Te z duża pupą i małym biustem
Kobiece, spore cellulitowe uda
Mam powodzenie, przy takim guście
Z Wami wyprawiam swoiste cuda

Brunetka, blondynka czy rudzielec
Zbiegają o me względy, stadami
Spokój niestety mam tylko niedzielę
To ja pan Dyziek… Wasz fryzjer ukochany

Opublikowano

I ja się uśmiechnęłam Dyziu.
Przez moment bowiem wyobraziłam sobie drwala w roli fryzjera.
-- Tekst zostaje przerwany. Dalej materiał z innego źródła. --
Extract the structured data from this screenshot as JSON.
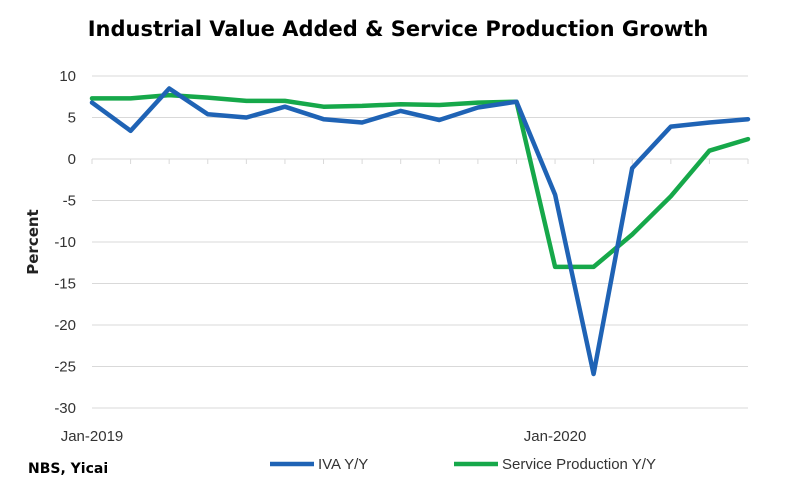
{
  "chart_data": {
    "type": "line",
    "title": "Industrial Value Added & Service Production Growth",
    "xlabel": "",
    "ylabel": "Percent",
    "source": "NBS, Yicai",
    "ylim": [
      -30,
      10
    ],
    "yticks": [
      10,
      5,
      0,
      -5,
      -10,
      -15,
      -20,
      -25,
      -30
    ],
    "x": [
      "2019-01",
      "2019-02",
      "2019-03",
      "2019-04",
      "2019-05",
      "2019-06",
      "2019-07",
      "2019-08",
      "2019-09",
      "2019-10",
      "2019-11",
      "2019-12",
      "2020-01",
      "2020-02",
      "2020-03",
      "2020-04",
      "2020-05",
      "2020-06"
    ],
    "xtick_labels": [
      {
        "x": "2019-01",
        "label": "Jan-2019"
      },
      {
        "x": "2020-01",
        "label": "Jan-2020"
      }
    ],
    "grid": true,
    "legend_position": "bottom",
    "series": [
      {
        "name": "IVA Y/Y",
        "color": "#1f63b5",
        "values": [
          6.8,
          3.4,
          8.5,
          5.4,
          5.0,
          6.3,
          4.8,
          4.4,
          5.8,
          4.7,
          6.2,
          6.9,
          -4.3,
          -25.9,
          -1.1,
          3.9,
          4.4,
          4.8
        ]
      },
      {
        "name": "Service Production Y/Y",
        "color": "#16a84a",
        "values": [
          7.3,
          7.3,
          7.7,
          7.4,
          7.0,
          7.0,
          6.3,
          6.4,
          6.6,
          6.5,
          6.8,
          6.9,
          -13.0,
          -13.0,
          -9.1,
          -4.5,
          1.0,
          2.4
        ]
      }
    ]
  }
}
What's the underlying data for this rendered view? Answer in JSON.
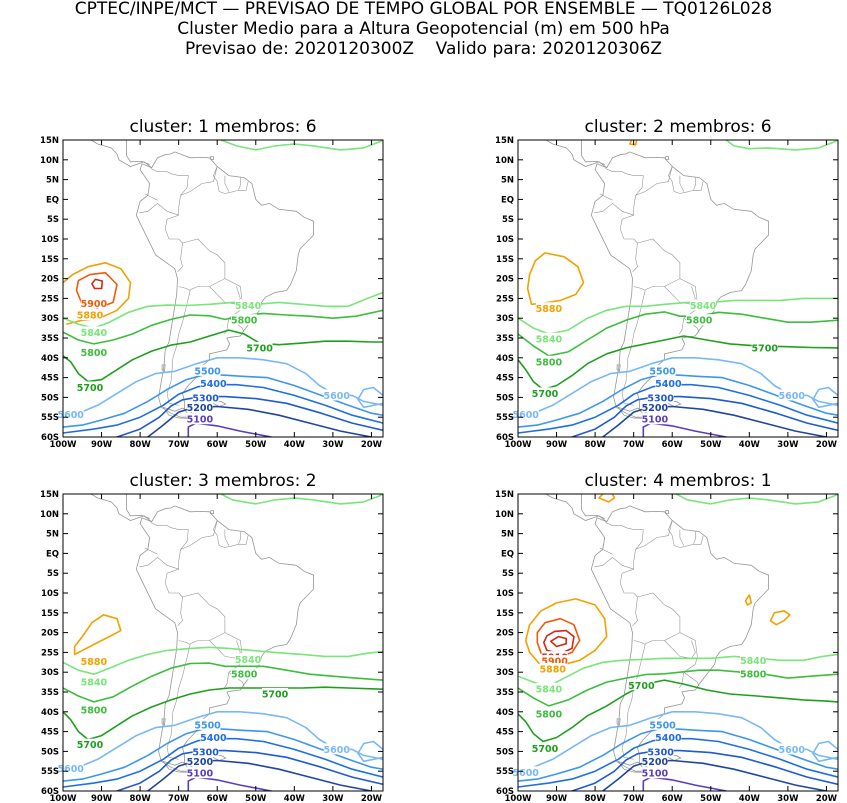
{
  "header": {
    "line1": "CPTEC/INPE/MCT — PREVISAO DE TEMPO GLOBAL POR ENSEMBLE — TQ0126L028",
    "line2": "Cluster Medio para a Altura Geopotencial (m) em 500 hPa",
    "line3": "Previsao de: 2020120300Z    Valido para: 2020120306Z"
  },
  "axes": {
    "lat_labels": [
      "15N",
      "10N",
      "5N",
      "EQ",
      "5S",
      "10S",
      "15S",
      "20S",
      "25S",
      "30S",
      "35S",
      "40S",
      "45S",
      "50S",
      "55S",
      "60S"
    ],
    "lon_labels": [
      "100W",
      "90W",
      "80W",
      "70W",
      "60W",
      "50W",
      "40W",
      "30W",
      "20W"
    ]
  },
  "colors": {
    "c5100": "#5a3cbe",
    "c5200": "#1e46a0",
    "c5300": "#1e5ad2",
    "c5400": "#1e6ee6",
    "c5500": "#3c96f0",
    "c5600": "#78b9f5",
    "c5700": "#1ea01e",
    "c5800": "#3cbe3c",
    "c5840": "#78e678",
    "c5880": "#f5a000",
    "c5900": "#f05a0a",
    "c5910": "#d22818",
    "continent": "#969696",
    "frame": "#000000"
  },
  "panels": [
    {
      "title": "cluster: 1   membros: 6",
      "labels": [
        {
          "text": "5900",
          "lon": -92,
          "lat": -26.3,
          "color": "c5900"
        },
        {
          "text": "5880",
          "lon": -93,
          "lat": -29.2,
          "color": "c5880"
        },
        {
          "text": "5840",
          "lon": -92,
          "lat": -33.6,
          "color": "c5840"
        },
        {
          "text": "5840",
          "lon": -52,
          "lat": -26.8,
          "color": "c5840"
        },
        {
          "text": "5800",
          "lon": -53,
          "lat": -30.5,
          "color": "c5800"
        },
        {
          "text": "5800",
          "lon": -92,
          "lat": -38.6,
          "color": "c5800"
        },
        {
          "text": "5700",
          "lon": -49,
          "lat": -37.5,
          "color": "c5700"
        },
        {
          "text": "5700",
          "lon": -93,
          "lat": -47.5,
          "color": "c5700"
        },
        {
          "text": "5600",
          "lon": -98,
          "lat": -54.3,
          "color": "c5600"
        },
        {
          "text": "5600",
          "lon": -29,
          "lat": -49.5,
          "color": "c5600"
        },
        {
          "text": "5500",
          "lon": -62.5,
          "lat": -43.3,
          "color": "c5500"
        },
        {
          "text": "5400",
          "lon": -61,
          "lat": -46.5,
          "color": "c5400"
        },
        {
          "text": "5300",
          "lon": -63,
          "lat": -50.2,
          "color": "c5300"
        },
        {
          "text": "5200",
          "lon": -64.5,
          "lat": -52.5,
          "color": "c5200"
        },
        {
          "text": "5100",
          "lon": -64.5,
          "lat": -55.5,
          "color": "c5100"
        }
      ]
    },
    {
      "title": "cluster: 2   membros: 6",
      "labels": [
        {
          "text": "5880",
          "lon": -92,
          "lat": -27.5,
          "color": "c5880"
        },
        {
          "text": "5840",
          "lon": -92,
          "lat": -35.2,
          "color": "c5840"
        },
        {
          "text": "5840",
          "lon": -52,
          "lat": -26.8,
          "color": "c5840"
        },
        {
          "text": "5800",
          "lon": -53,
          "lat": -30.5,
          "color": "c5800"
        },
        {
          "text": "5800",
          "lon": -92,
          "lat": -41,
          "color": "c5800"
        },
        {
          "text": "5700",
          "lon": -36,
          "lat": -37.5,
          "color": "c5700"
        },
        {
          "text": "5700",
          "lon": -93,
          "lat": -49,
          "color": "c5700"
        },
        {
          "text": "5600",
          "lon": -98,
          "lat": -54.3,
          "color": "c5600"
        },
        {
          "text": "5600",
          "lon": -29,
          "lat": -49.5,
          "color": "c5600"
        },
        {
          "text": "5500",
          "lon": -62.5,
          "lat": -43.3,
          "color": "c5500"
        },
        {
          "text": "5400",
          "lon": -61,
          "lat": -46.5,
          "color": "c5400"
        },
        {
          "text": "5300",
          "lon": -63,
          "lat": -50.2,
          "color": "c5300"
        },
        {
          "text": "5200",
          "lon": -64.5,
          "lat": -52.5,
          "color": "c5200"
        },
        {
          "text": "5100",
          "lon": -64.5,
          "lat": -55.5,
          "color": "c5100"
        }
      ]
    },
    {
      "title": "cluster: 3   membros: 2",
      "labels": [
        {
          "text": "5880",
          "lon": -92,
          "lat": -27.3,
          "color": "c5880"
        },
        {
          "text": "5840",
          "lon": -92,
          "lat": -32.5,
          "color": "c5840"
        },
        {
          "text": "5840",
          "lon": -52,
          "lat": -26.8,
          "color": "c5840"
        },
        {
          "text": "5800",
          "lon": -53,
          "lat": -30.5,
          "color": "c5800"
        },
        {
          "text": "5800",
          "lon": -92,
          "lat": -39.6,
          "color": "c5800"
        },
        {
          "text": "5700",
          "lon": -45,
          "lat": -35.5,
          "color": "c5700"
        },
        {
          "text": "5700",
          "lon": -93,
          "lat": -48.3,
          "color": "c5700"
        },
        {
          "text": "5600",
          "lon": -98,
          "lat": -54.3,
          "color": "c5600"
        },
        {
          "text": "5600",
          "lon": -29,
          "lat": -49.5,
          "color": "c5600"
        },
        {
          "text": "5500",
          "lon": -62.5,
          "lat": -43.3,
          "color": "c5500"
        },
        {
          "text": "5400",
          "lon": -61,
          "lat": -46.5,
          "color": "c5400"
        },
        {
          "text": "5300",
          "lon": -63,
          "lat": -50.2,
          "color": "c5300"
        },
        {
          "text": "5200",
          "lon": -64.5,
          "lat": -52.5,
          "color": "c5200"
        },
        {
          "text": "5100",
          "lon": -64.5,
          "lat": -55.5,
          "color": "c5100"
        }
      ]
    },
    {
      "title": "cluster: 4   membros: 1",
      "labels": [
        {
          "text": "5910",
          "lon": -90.5,
          "lat": -26.2,
          "color": "c5910"
        },
        {
          "text": "5900",
          "lon": -90.5,
          "lat": -27.2,
          "color": "c5900"
        },
        {
          "text": "5880",
          "lon": -91,
          "lat": -29.2,
          "color": "c5880"
        },
        {
          "text": "5840",
          "lon": -92,
          "lat": -34.2,
          "color": "c5840"
        },
        {
          "text": "5840",
          "lon": -39,
          "lat": -27,
          "color": "c5840"
        },
        {
          "text": "5800",
          "lon": -39,
          "lat": -30.5,
          "color": "c5800"
        },
        {
          "text": "5800",
          "lon": -92,
          "lat": -40.6,
          "color": "c5800"
        },
        {
          "text": "5700",
          "lon": -68,
          "lat": -33.3,
          "color": "c5700"
        },
        {
          "text": "5700",
          "lon": -93,
          "lat": -49.3,
          "color": "c5700"
        },
        {
          "text": "5600",
          "lon": -98,
          "lat": -55.3,
          "color": "c5600"
        },
        {
          "text": "5600",
          "lon": -29,
          "lat": -49.5,
          "color": "c5600"
        },
        {
          "text": "5500",
          "lon": -62.5,
          "lat": -43.3,
          "color": "c5500"
        },
        {
          "text": "5400",
          "lon": -61,
          "lat": -46.5,
          "color": "c5400"
        },
        {
          "text": "5300",
          "lon": -63,
          "lat": -50.2,
          "color": "c5300"
        },
        {
          "text": "5200",
          "lon": -64.5,
          "lat": -52.5,
          "color": "c5200"
        },
        {
          "text": "5100",
          "lon": -64.5,
          "lat": -55.5,
          "color": "c5100"
        }
      ]
    }
  ]
}
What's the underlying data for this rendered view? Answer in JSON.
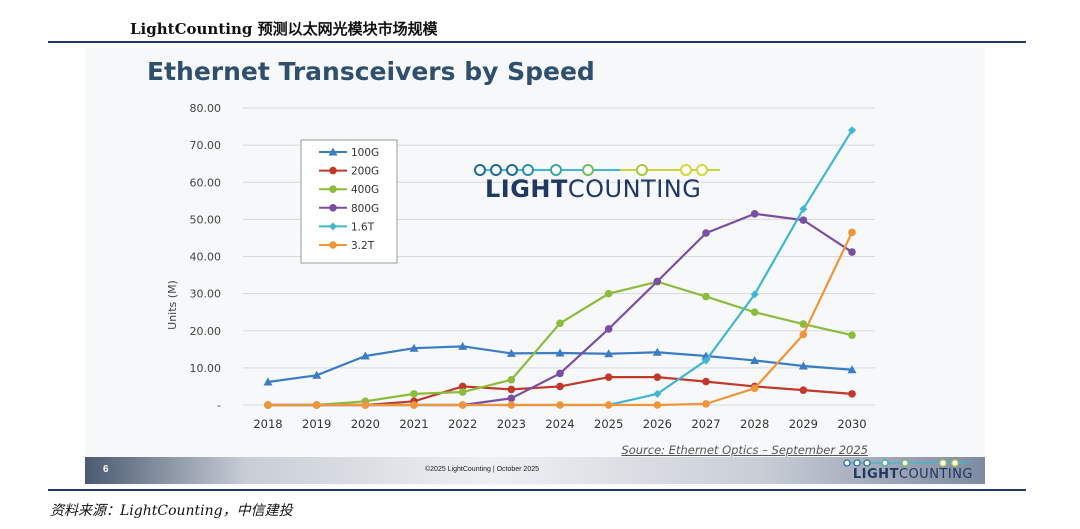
{
  "report_title": "LightCounting 预测以太网光模块市场规模",
  "caption": "资料来源：LightCounting，中信建投",
  "slide": {
    "page_number": "6",
    "copyright": "©2025 LightCounting | October 2025",
    "source": "Source: Ethernet Optics – September 2025",
    "logo_bold": "LIGHT",
    "logo_regular": "COUNTING"
  },
  "colors": {
    "100G": "#3b7dc4",
    "200G": "#c0392b",
    "400G": "#8dbb3c",
    "800G": "#7a4fa3",
    "1.6T": "#3fb7d3",
    "3.2T": "#f0953a"
  },
  "chart_data": {
    "type": "line",
    "title": "Ethernet Transceivers by Speed",
    "xlabel": "",
    "ylabel": "Units (M)",
    "ylim": [
      0,
      80
    ],
    "yticks": [
      "-",
      "10.00",
      "20.00",
      "30.00",
      "40.00",
      "50.00",
      "60.00",
      "70.00",
      "80.00"
    ],
    "grid": true,
    "legend_position": "top-left",
    "x": [
      "2018",
      "2019",
      "2020",
      "2021",
      "2022",
      "2023",
      "2024",
      "2025",
      "2026",
      "2027",
      "2028",
      "2029",
      "2030"
    ],
    "series": [
      {
        "name": "100G",
        "marker": "triangle",
        "values": [
          6.2,
          8,
          13.2,
          15.3,
          15.8,
          13.9,
          14,
          13.8,
          14.2,
          13.2,
          12,
          10.5,
          9.5
        ]
      },
      {
        "name": "200G",
        "marker": "circle",
        "values": [
          0,
          0,
          0,
          1,
          5,
          4.2,
          5,
          7.5,
          7.5,
          6.3,
          5,
          4,
          3
        ]
      },
      {
        "name": "400G",
        "marker": "circle",
        "values": [
          0,
          0,
          1,
          3,
          3.5,
          6.8,
          22,
          30,
          33.2,
          29.2,
          25,
          21.8,
          18.8
        ]
      },
      {
        "name": "800G",
        "marker": "circle",
        "values": [
          0,
          0,
          0,
          0,
          0,
          1.8,
          8.5,
          20.5,
          33.3,
          46.3,
          51.5,
          49.8,
          41.2
        ]
      },
      {
        "name": "1.6T",
        "marker": "diamond",
        "values": [
          0,
          0,
          0,
          0,
          0,
          0,
          0,
          0,
          3,
          12,
          29.8,
          52.8,
          74
        ]
      },
      {
        "name": "3.2T",
        "marker": "circle",
        "values": [
          0,
          0,
          0,
          0,
          0,
          0,
          0,
          0,
          0,
          0.3,
          4.5,
          19,
          46.5
        ]
      }
    ]
  }
}
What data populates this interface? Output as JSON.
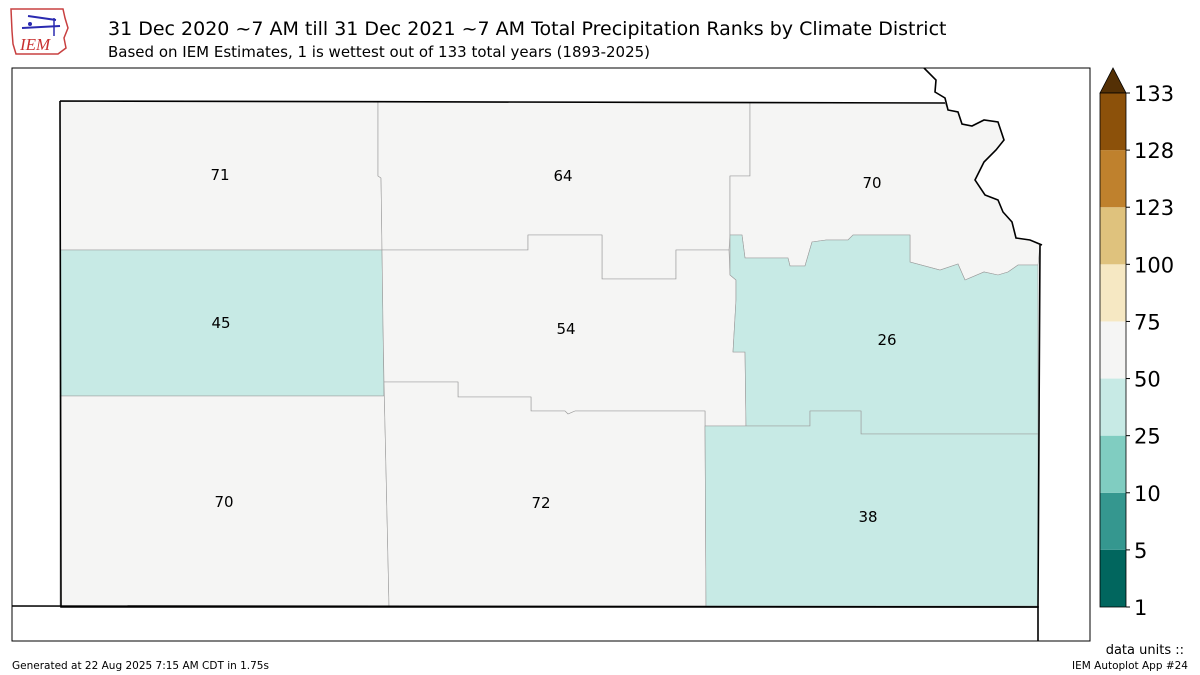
{
  "header": {
    "logo_text": "IEM",
    "title": "31 Dec 2020 ~7 AM till 31 Dec 2021 ~7 AM Total Precipitation Ranks by Climate District",
    "subtitle": "Based on IEM Estimates, 1 is wettest out of 133 total years (1893-2025)"
  },
  "map": {
    "districts": [
      {
        "id": "nw",
        "rank": "71",
        "color": "#f5f5f4"
      },
      {
        "id": "nc",
        "rank": "64",
        "color": "#f5f5f4"
      },
      {
        "id": "ne",
        "rank": "70",
        "color": "#f5f5f4"
      },
      {
        "id": "wc",
        "rank": "45",
        "color": "#c7eae5"
      },
      {
        "id": "c",
        "rank": "54",
        "color": "#f5f5f4"
      },
      {
        "id": "ec",
        "rank": "26",
        "color": "#c7eae5"
      },
      {
        "id": "sw",
        "rank": "70",
        "color": "#f5f5f4"
      },
      {
        "id": "sc",
        "rank": "72",
        "color": "#f5f5f4"
      },
      {
        "id": "se",
        "rank": "38",
        "color": "#c7eae5"
      }
    ]
  },
  "colorbar": {
    "levels": [
      "1",
      "5",
      "10",
      "25",
      "50",
      "75",
      "100",
      "123",
      "128",
      "133"
    ],
    "colors": [
      "#01665e",
      "#35978f",
      "#80cdc1",
      "#c7eae5",
      "#f5f5f4",
      "#f6e8c3",
      "#dfc27d",
      "#bf812d",
      "#8c510a"
    ],
    "over_color": "#543005",
    "units_label": "data units ::"
  },
  "footer": {
    "generated": "Generated at 22 Aug 2025 7:15 AM CDT in 1.75s",
    "app": "IEM Autoplot App #24"
  }
}
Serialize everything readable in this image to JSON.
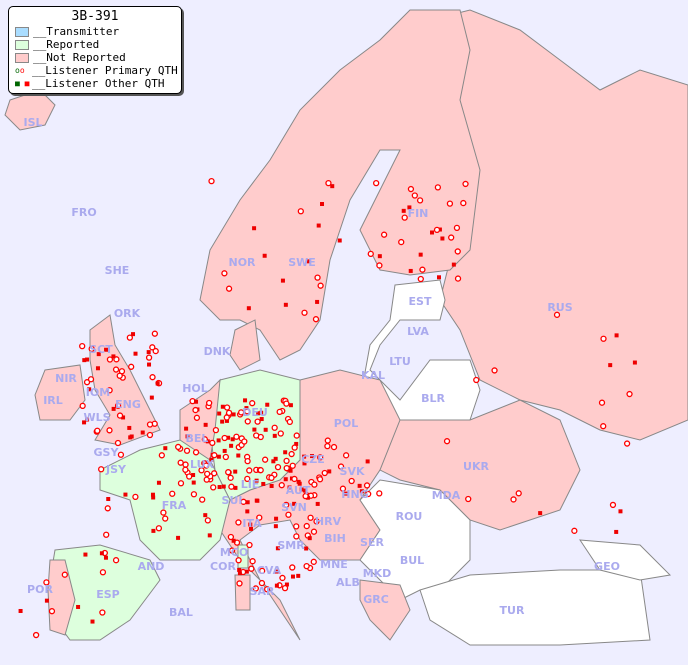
{
  "legend": {
    "title": "3B-391",
    "items": [
      {
        "label": "__Transmitter",
        "color": "#aaddff"
      },
      {
        "label": "__Reported",
        "color": "#ddffdd"
      },
      {
        "label": "__Not Reported",
        "color": "#ffcccc"
      },
      {
        "label": "__Listener Primary QTH",
        "symbol": "ring",
        "colors": [
          "#006600",
          "#ff0000"
        ]
      },
      {
        "label": "__Listener Other QTH",
        "symbol": "square",
        "colors": [
          "#006600",
          "#ff0000"
        ]
      }
    ]
  },
  "colors": {
    "sea": "#eeeeff",
    "not_reported": "#ffcccc",
    "reported": "#ddffdd",
    "no_data": "#ffffff",
    "label": "#aaaaee",
    "listener": "#ff0000"
  },
  "countries": [
    {
      "code": "ISL",
      "status": "not_reported"
    },
    {
      "code": "FRO",
      "status": "none"
    },
    {
      "code": "SHE",
      "status": "none"
    },
    {
      "code": "ORK",
      "status": "none"
    },
    {
      "code": "NOR",
      "status": "not_reported"
    },
    {
      "code": "SWE",
      "status": "not_reported"
    },
    {
      "code": "FIN",
      "status": "not_reported"
    },
    {
      "code": "EST",
      "status": "none"
    },
    {
      "code": "RUS",
      "status": "not_reported"
    },
    {
      "code": "LVA",
      "status": "not_reported"
    },
    {
      "code": "LTU",
      "status": "none"
    },
    {
      "code": "KAL",
      "status": "not_reported"
    },
    {
      "code": "BLR",
      "status": "none"
    },
    {
      "code": "DNK",
      "status": "not_reported"
    },
    {
      "code": "HOL",
      "status": "not_reported"
    },
    {
      "code": "BEL",
      "status": "not_reported"
    },
    {
      "code": "LUX",
      "status": "reported"
    },
    {
      "code": "DEU",
      "status": "reported"
    },
    {
      "code": "POL",
      "status": "not_reported"
    },
    {
      "code": "CZE",
      "status": "not_reported"
    },
    {
      "code": "SVK",
      "status": "not_reported"
    },
    {
      "code": "UKR",
      "status": "not_reported"
    },
    {
      "code": "HNG",
      "status": "not_reported"
    },
    {
      "code": "AUT",
      "status": "not_reported"
    },
    {
      "code": "LIE",
      "status": "reported"
    },
    {
      "code": "SUI",
      "status": "not_reported"
    },
    {
      "code": "FRA",
      "status": "reported"
    },
    {
      "code": "GSY",
      "status": "reported"
    },
    {
      "code": "JSY",
      "status": "reported"
    },
    {
      "code": "MDA",
      "status": "none"
    },
    {
      "code": "ROU",
      "status": "none"
    },
    {
      "code": "SVN",
      "status": "not_reported"
    },
    {
      "code": "HRV",
      "status": "not_reported"
    },
    {
      "code": "BIH",
      "status": "none"
    },
    {
      "code": "SER",
      "status": "not_reported"
    },
    {
      "code": "ITA",
      "status": "not_reported"
    },
    {
      "code": "SMR",
      "status": "not_reported"
    },
    {
      "code": "MCO",
      "status": "reported"
    },
    {
      "code": "COR",
      "status": "reported"
    },
    {
      "code": "CVA",
      "status": "not_reported"
    },
    {
      "code": "MNE",
      "status": "none"
    },
    {
      "code": "BUL",
      "status": "none"
    },
    {
      "code": "ALB",
      "status": "none"
    },
    {
      "code": "MKD",
      "status": "none"
    },
    {
      "code": "GEO",
      "status": "none"
    },
    {
      "code": "AND",
      "status": "reported"
    },
    {
      "code": "ESP",
      "status": "reported"
    },
    {
      "code": "POR",
      "status": "not_reported"
    },
    {
      "code": "BAL",
      "status": "not_reported"
    },
    {
      "code": "SAR",
      "status": "not_reported"
    },
    {
      "code": "GRC",
      "status": "not_reported"
    },
    {
      "code": "TUR",
      "status": "none"
    },
    {
      "code": "IRL",
      "status": "not_reported"
    },
    {
      "code": "NIR",
      "status": "not_reported"
    },
    {
      "code": "SCT",
      "status": "not_reported"
    },
    {
      "code": "IOM",
      "status": "not_reported"
    },
    {
      "code": "WLS",
      "status": "not_reported"
    },
    {
      "code": "ENG",
      "status": "not_reported"
    }
  ]
}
Fryzjera od ... no od fryzur ma się rozumieć;-)))
Buźka na ... czółko ( to w kółko ) hihi
J.

Opublikowano

Zaloguj się, aby zobaczyć zawartość.




Mimo iż często kieckę zadziera
Tam się goli, nie trzeba fryzjera
A kiecę wysoko zadzierała
By zwabić pod nią wąsy drwala
Tam gdzie to ostre rżysko
W tej materii to wszystko
Opublikowano

Zaloguj się, aby zobaczyć zawartość.




Mimo iż często kieckę zadziera
Tam się goli, nie trzeba fryzjera
A kiecę wysoko zadzierała
By zwabić pod nią wąsy drwala
Tam gdzie to ostre rżysko
W tej materii to wszystko
walonki, kufajkę na sobie miała
bo wcale drwala kusić nie chciała
lecz to wyobraźni popalić dało
i ujrzał ją w myślach nagą całą
o pomstę do nieba wszystko woła
bo wokół rżyska każda rozmowa
teraz już kończę te śmieszne rymy
nim się w maliny drwalu wpędzimy
Opublikowano

Zaloguj się, aby zobaczyć zawartość.




Mimo iż często kieckę zadziera
Tam się goli, nie trzeba fryzjera
A kiecę wysoko zadzierała
By zwabić pod nią wąsy drwala
Tam gdzie to ostre rżysko
W tej materii to wszystko
walonki, kufajkę na sobie miała
bo wcale drwala kusić nie chciała
lecz to wyobraźni popalić dało
i ujrzał ją w myślach nagą całą
o pomstę do nieba wszystko woła
bo wokół rżyska każda rozmowa
teraz już kończę te śmieszne rymy
nim się w maliny drwalu wpędzimy

O cholera
Drwal ,maliny
Zaczęliśmy od fryzjera
Do północy zdążymy?
Kolejarza i montera
Pod kieckę podprowadzimy
Ty tylko zadzieraj
Ich też w maliny wpuścimy
Opublikowano

drwal posiłki zwołuje ; kolejarza, montera
toż to się szykuje jakaś seks- afera
lepiej kieckę do szafy odwiesić zawczasu
nim całą tę ferajnę pogonią do lasu


Dziś już machałam łapką .
Dobranoc Dyźku

Opublikowano

Zaloguj się, aby zobaczyć zawartość.



Gdzie, gdzie, gdzie
W kółko się obracam
Skąd ona wie
Z zażenowania głowę tracę
Jeszcze raz przeglądam wszystko
Gdzie mi to cudo wyszło

Oczywiście żeby nie pęc z dumy, musiałem udawać zdziwienie.
Swoją drogą jak łatwo przełykam kłamstwa w pochlebstwach i jak… smakują.
Nie jestem na diecie, nie musisz sie zatem hamować w tych pochlebstwach.
A z Twojego pióra smakują jak konfitura.
Dziękuję i czekam na Twoje wiersze.

Jeśli chcesz dodać odpowiedź, zaloguj się lub zarejestruj nowe konto

Jedynie zarejestrowani użytkownicy mogą komentować zawartość tej strony.

Zarejestruj nowe konto

Załóż nowe konto. To bardzo proste!

Zarejestruj się

Zaloguj się

Posiadasz już konto? Zaloguj się poniżej.

Zaloguj się


  • Zarejestruj się. To bardzo proste!

    Dzięki rejestracji zyskasz możliwość komentowania i dodawania własnych utworów.

  • Ostatnio dodane

  • Ostatnie komentarze

    • @Alicja_Wysocka

      Zaloguj się, aby zobaczyć zawartość.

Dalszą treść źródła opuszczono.